Left Wing 2

Since the inside rib on the leading edge is undrilled, you must install it with the joint plate once the LE is on the spar.  I made one intelligent decision and one dumb one in reference to this. 

I decided to deburr and flange all of the ribs prior to assembling the skeleton.  I was bright enough to not flange the undrilled rib at that time, as you do not want to put a flange mark in the spot where a hole may be drilled.  When it comes time to install the rib, it is somewhat difficult to fit it into place with the correct spacing all around.  What I should have done is roughly place it in place, then mark on the rib the location of all the skin holes.  I could have then removed the rib and flanged it appropriately.  As it was...I just muscled it into place best I could (with a rubber mallet), then drilled the holes.  It took far too long to get it right, as I was "muscling" the curvature out of the rib (as opposed to flanging it). 

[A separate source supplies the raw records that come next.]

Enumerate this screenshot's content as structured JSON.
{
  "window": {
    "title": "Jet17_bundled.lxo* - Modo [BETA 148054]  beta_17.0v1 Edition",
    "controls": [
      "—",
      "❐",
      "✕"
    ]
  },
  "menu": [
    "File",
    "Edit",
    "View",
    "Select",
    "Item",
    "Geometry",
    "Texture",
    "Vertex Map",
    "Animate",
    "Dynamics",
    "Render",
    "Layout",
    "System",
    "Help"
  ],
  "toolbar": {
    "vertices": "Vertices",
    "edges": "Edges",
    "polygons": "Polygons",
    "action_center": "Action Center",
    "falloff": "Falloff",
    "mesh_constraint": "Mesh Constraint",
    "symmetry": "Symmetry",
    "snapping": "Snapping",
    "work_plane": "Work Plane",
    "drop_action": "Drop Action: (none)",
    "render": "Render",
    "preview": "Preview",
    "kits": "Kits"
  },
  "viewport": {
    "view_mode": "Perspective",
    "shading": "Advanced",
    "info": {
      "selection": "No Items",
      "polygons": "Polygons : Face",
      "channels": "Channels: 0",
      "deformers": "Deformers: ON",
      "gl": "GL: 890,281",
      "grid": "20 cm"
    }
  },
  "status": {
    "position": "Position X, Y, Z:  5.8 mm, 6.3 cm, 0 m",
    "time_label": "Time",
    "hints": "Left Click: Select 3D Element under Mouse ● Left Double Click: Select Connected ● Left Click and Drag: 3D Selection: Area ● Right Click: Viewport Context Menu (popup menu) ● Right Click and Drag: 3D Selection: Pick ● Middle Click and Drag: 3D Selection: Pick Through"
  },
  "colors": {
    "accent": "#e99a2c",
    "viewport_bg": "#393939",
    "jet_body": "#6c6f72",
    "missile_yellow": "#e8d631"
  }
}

Once the leading edge is fit, you have to enlarge the pre-punched hole to accept the tie down ring.  Vans sells forged rings for $3.50 each, and they are not included in the wing kit (don't know why).  Some people opt for the eye bolts, but I think that doesn't look nearly as good.  When locating the hole, the instructions have you drawing lines that intersect the tie down hole on the bottom skin (with the leading edge off).  Don't know why they have you do this, as it does not help at all (inspection cover leaves cutout in wing).  On mine, the pre-punched hole was very close, and I just used a unibit to enlarge it to the appropriate size.  As I was threading the ring into the tie-down, I realized I had not tapped the spar channel deep enough.  The instructions say to tap it 1" deep.  Since taps are tapered, you will obviously have to tap deeper than the 1" to get 1" of full thread engagement (I overlooked this).